Tangible Working Capital and Tangible Equity: What Do These Ratios Mean to Your Business?

by , | May 24, 2018

Contractors and their CPAs and sureties should discuss and evaluate their tangible working capital, tangible equity and other relevant ratios on a regular basis. These discussions will lead to a clear understanding of their current scorecard, as well as create opportunities to plan for future needs.

A contractor’s financial statements are distributed to a variety of users, including owners, sureties, banks and other lenders, contractor licensing boards, departments of transportation and potential joint venture partners. Each entity may calculate various ratios using certain account balances throughout the balance sheet, income statement and statement of cash flows.

Users review key ratios to assess the contractor’s financial health, stability and capacity. Ratios such as working capital, debt to equity, liabilities to equity, cash to revenue, net overbilling or underbilling as a percentage of construction revenue and gross profit percentages are commonly evaluated.

Users also will analyze the information found in the footnote disclosures and supplementary information to take the aforementioned ratios a step further. They may drill down to understand the quality—not just the quantity—of working capital and equity. This additional analysis determines tangible working capital and tangible equity.

Tangible Working Capital

Traditionally, working capital is calculated by subtracting current liabilities from current assets on the balance sheet. Contractor licensing boards and departments of transportation often set licensing and bid capacity limits using this calculation.
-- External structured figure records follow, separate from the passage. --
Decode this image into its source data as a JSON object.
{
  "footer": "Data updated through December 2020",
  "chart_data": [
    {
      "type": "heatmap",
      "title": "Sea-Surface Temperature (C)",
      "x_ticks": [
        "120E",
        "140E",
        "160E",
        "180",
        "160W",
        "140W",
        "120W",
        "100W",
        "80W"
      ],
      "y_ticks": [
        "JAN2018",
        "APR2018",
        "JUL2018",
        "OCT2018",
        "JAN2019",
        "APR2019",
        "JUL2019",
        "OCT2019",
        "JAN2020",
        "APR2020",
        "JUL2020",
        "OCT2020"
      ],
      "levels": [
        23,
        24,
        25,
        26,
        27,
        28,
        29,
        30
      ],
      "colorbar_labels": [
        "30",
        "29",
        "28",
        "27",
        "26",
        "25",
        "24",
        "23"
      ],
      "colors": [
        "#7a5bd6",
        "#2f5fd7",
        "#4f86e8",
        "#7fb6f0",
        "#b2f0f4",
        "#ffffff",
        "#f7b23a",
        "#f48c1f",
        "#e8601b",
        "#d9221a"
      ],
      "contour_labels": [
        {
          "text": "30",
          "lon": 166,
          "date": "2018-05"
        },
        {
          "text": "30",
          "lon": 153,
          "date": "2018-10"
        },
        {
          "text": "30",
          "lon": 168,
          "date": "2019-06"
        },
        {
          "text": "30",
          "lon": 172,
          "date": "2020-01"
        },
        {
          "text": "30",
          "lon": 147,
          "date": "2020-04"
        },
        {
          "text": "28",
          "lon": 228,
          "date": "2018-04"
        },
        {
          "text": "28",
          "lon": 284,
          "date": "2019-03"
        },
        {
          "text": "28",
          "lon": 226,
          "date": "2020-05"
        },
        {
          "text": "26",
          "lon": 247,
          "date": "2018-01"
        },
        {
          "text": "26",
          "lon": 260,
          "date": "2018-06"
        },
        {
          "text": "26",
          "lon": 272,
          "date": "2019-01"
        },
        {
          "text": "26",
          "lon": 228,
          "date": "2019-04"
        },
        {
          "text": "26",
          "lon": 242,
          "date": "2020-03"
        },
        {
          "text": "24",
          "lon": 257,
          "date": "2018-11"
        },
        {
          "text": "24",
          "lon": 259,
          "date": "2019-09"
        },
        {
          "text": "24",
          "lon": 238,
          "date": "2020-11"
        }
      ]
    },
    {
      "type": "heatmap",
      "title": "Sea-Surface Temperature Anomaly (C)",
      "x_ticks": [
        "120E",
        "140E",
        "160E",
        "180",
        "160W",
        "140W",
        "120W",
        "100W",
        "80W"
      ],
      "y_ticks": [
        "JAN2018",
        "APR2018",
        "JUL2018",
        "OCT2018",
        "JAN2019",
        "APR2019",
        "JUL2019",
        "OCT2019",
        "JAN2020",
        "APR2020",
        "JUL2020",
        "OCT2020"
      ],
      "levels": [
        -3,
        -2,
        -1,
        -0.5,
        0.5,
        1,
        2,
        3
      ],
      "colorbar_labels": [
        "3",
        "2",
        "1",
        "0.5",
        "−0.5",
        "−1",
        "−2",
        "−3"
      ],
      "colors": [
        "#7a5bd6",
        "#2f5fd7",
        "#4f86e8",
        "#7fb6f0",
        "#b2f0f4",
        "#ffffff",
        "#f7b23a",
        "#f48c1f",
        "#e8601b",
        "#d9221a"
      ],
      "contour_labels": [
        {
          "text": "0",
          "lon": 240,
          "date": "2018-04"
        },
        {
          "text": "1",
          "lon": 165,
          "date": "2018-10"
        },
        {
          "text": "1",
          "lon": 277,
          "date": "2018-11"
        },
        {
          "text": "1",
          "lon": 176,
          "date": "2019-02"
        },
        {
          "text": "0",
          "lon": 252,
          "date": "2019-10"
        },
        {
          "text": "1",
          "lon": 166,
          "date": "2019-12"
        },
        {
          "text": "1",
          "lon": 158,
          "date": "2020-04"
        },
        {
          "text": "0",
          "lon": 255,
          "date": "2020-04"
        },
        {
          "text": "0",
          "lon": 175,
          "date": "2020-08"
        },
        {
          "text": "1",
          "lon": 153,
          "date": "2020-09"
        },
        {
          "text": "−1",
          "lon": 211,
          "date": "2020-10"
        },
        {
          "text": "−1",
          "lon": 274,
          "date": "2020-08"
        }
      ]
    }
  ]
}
However, sureties and lenders often take this ratio a step further to arrive at tangible working capital. This calculation begins with regular working capital and the amount is adjusted by being reduced for various underlying amounts.
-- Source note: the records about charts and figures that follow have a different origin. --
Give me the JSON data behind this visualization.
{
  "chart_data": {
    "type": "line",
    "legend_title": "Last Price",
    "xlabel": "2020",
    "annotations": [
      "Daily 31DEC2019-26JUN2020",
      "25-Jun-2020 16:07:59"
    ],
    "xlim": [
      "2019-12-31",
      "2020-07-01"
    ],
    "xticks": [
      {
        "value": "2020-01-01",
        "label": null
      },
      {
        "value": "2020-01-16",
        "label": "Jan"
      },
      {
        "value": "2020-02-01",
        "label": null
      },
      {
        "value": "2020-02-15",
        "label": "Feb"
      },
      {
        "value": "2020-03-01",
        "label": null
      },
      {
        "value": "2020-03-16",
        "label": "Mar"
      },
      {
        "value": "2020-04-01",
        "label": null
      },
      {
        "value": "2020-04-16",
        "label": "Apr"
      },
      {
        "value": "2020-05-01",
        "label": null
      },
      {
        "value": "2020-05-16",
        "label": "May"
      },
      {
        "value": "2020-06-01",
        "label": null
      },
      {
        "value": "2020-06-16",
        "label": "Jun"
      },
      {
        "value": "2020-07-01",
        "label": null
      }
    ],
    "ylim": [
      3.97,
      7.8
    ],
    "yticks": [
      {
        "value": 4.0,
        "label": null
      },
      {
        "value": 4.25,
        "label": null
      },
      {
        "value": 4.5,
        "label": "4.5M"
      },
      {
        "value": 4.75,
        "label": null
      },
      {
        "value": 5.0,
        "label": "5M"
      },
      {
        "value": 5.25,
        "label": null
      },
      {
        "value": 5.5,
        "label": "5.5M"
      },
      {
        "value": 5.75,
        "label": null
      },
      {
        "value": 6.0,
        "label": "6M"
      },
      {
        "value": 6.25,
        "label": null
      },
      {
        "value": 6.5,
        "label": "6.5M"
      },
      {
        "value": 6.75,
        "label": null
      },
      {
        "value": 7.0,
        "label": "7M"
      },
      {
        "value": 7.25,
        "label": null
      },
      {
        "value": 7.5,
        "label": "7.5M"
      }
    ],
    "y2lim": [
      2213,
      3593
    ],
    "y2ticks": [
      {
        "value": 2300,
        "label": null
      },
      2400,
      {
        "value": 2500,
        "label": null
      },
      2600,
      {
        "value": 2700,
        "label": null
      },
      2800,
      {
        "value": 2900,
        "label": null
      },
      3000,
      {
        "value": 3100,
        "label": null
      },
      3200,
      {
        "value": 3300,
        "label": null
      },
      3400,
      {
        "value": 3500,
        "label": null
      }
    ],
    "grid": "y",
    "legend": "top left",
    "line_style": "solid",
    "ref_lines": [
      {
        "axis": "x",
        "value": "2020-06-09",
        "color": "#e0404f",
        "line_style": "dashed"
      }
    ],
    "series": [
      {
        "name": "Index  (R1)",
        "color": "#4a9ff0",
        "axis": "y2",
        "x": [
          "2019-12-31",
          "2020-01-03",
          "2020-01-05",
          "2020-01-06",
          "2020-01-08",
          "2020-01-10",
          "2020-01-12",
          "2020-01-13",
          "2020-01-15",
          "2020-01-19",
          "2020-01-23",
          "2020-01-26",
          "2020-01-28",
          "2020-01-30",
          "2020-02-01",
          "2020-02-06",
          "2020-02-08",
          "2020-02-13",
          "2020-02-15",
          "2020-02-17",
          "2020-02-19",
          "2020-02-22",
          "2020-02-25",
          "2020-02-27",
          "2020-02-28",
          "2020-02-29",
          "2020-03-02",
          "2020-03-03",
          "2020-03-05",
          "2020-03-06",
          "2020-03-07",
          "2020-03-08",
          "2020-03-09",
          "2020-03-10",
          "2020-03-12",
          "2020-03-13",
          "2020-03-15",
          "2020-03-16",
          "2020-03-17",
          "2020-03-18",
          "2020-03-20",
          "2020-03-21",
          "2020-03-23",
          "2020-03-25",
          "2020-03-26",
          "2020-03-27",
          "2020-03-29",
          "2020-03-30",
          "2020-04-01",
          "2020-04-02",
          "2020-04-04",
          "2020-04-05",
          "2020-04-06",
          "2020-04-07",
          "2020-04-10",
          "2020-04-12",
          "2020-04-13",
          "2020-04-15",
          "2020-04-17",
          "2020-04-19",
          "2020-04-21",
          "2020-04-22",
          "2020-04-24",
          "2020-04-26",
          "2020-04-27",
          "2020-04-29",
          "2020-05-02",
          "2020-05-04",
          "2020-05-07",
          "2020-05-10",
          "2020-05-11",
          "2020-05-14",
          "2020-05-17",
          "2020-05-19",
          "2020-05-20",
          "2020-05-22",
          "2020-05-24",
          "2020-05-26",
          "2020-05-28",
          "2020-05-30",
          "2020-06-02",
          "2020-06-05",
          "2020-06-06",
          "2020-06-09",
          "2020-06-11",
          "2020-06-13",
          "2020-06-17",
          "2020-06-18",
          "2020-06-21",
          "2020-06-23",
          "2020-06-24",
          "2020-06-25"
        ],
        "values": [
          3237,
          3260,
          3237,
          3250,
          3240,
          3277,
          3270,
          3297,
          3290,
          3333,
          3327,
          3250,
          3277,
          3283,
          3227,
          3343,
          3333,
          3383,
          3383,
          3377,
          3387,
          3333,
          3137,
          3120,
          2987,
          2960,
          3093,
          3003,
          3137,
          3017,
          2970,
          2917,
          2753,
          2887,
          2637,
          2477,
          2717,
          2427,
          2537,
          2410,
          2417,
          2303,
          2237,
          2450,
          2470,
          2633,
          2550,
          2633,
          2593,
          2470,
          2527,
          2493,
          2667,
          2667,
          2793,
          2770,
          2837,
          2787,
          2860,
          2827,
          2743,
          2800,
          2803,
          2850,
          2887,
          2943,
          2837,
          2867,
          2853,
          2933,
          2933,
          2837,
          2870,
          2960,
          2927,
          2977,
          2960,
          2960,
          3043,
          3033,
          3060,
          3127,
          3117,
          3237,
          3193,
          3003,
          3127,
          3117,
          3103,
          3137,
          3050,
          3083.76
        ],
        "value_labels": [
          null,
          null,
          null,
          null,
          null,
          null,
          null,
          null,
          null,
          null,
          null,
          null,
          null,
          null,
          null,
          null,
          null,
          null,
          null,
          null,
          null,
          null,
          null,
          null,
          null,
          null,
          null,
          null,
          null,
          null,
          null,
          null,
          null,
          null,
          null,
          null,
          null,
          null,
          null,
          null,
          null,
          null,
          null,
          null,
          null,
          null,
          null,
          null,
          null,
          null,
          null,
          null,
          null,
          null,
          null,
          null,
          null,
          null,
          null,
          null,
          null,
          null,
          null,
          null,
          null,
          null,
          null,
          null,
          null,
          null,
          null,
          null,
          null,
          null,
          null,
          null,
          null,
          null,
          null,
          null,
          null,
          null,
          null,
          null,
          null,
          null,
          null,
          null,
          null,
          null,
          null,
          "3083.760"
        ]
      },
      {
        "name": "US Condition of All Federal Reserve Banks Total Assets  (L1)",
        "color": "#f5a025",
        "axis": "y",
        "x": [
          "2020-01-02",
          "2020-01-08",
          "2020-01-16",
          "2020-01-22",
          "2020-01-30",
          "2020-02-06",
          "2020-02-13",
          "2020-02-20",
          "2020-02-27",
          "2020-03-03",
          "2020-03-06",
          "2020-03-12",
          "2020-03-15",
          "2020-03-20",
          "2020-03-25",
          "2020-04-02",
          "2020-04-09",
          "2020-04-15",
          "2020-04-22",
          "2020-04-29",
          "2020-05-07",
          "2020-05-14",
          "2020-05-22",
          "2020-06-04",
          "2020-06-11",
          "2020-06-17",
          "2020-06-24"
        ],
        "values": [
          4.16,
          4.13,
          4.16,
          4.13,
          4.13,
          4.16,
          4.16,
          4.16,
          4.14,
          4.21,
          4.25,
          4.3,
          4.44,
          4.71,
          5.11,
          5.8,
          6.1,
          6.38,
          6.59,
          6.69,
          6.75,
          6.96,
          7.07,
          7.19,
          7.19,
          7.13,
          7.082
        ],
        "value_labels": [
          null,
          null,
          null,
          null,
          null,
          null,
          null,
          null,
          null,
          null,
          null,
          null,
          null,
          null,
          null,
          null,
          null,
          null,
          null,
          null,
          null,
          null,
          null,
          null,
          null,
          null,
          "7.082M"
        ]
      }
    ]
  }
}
The most frequent tangible working capital adjustments include:

  • subtraction of accounts receivable aged greater than 90 days, unless subsequently collected in a reasonable time period;
  • amounts currently receivable from related parties and employees;
  • thirty percent to 50 percent of inventory balances depending on the composition of the inventory and the inventory turnover rate;
  • costs and estimated earnings in excess of billings on uncompleted contracts (underbillings), excluding underbillings on unbilled contracts that are in the startup phase;
  • retainage not expected to be collected during the current operating cycle;
  • prepaid expenses; and
  • other miscellaneous current assets.

The sum of these adjustments is subtracted from working capital to arrive at tangible working capital. Depending on the specifics of a particular contractor’s financial statements, there can be a dramatic difference between working capital and tangible working capital.

Tangible Equity

The same lines of adjustment are made to working capital in order to arrive at tangible working capital. Total equity is straightforward and is the net of total assets less total liabilities.
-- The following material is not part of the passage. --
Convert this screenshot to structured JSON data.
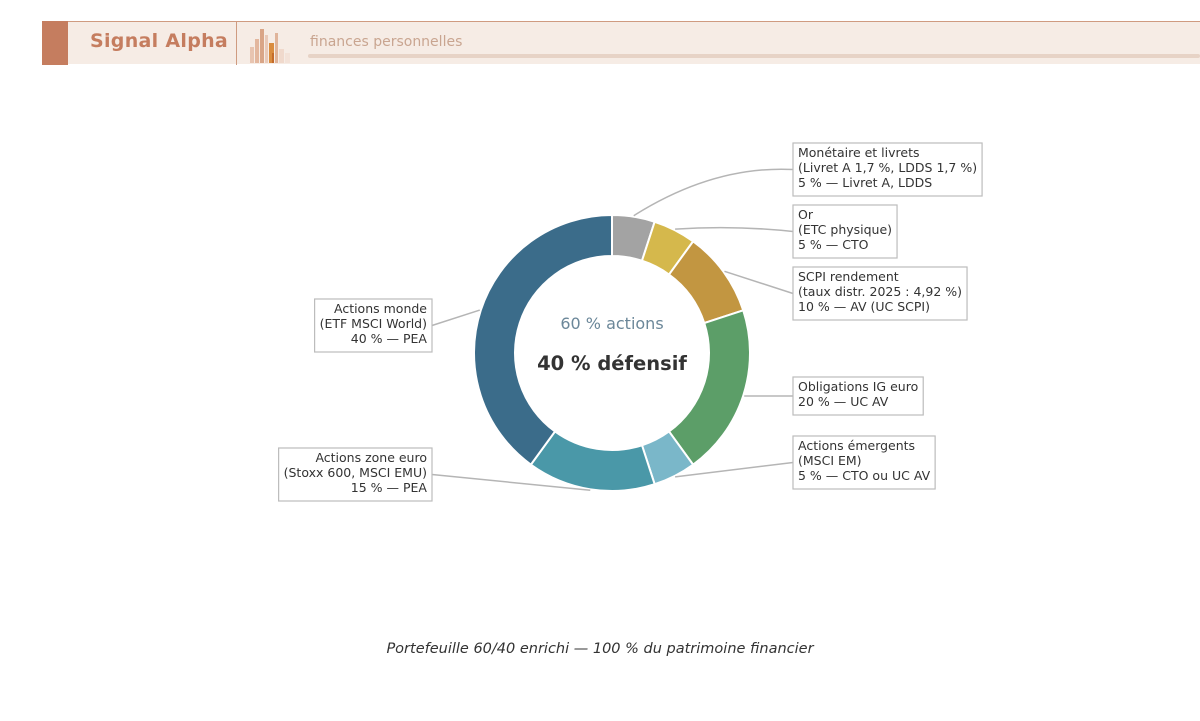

The calculation of tangible equity begins with the equity balance, reduced by the same adjustments previously made to calculate tangible working capital, and is then further adjusted for any long-term related party accounts or notes receivable, goodwill, non-compete agreements, customer lists and other intangibles.

The tangible equity is a barometer for the contractor’s true “operational” level of equity on a day-to-day basis.

Benchmarks

Both tangible working capital and tangible equity can significantly influence a user’s takeaways from a contractor’s financial statements. These calculations factor into surety credit, debt borrowing bases from financial institutions and operational capacity.

Benchmarks of tangible working capital equal to or exceeding 7.5 percent of annual contract revenue and tangible equity greater than 10 percent of annual revenue will keep a contractor in a favorable position.

Contractors and their CPAs and sureties should discuss and evaluate their tangible working capital, tangible equity and other relevant ratios on a regular basis. These discussions will lead to a clear understanding of their current scorecard, as well as create opportunities to plan for future needs. Proper planning should be considered and implemented prior to the contactor’s year-end so that the final results showcase the most favorable position.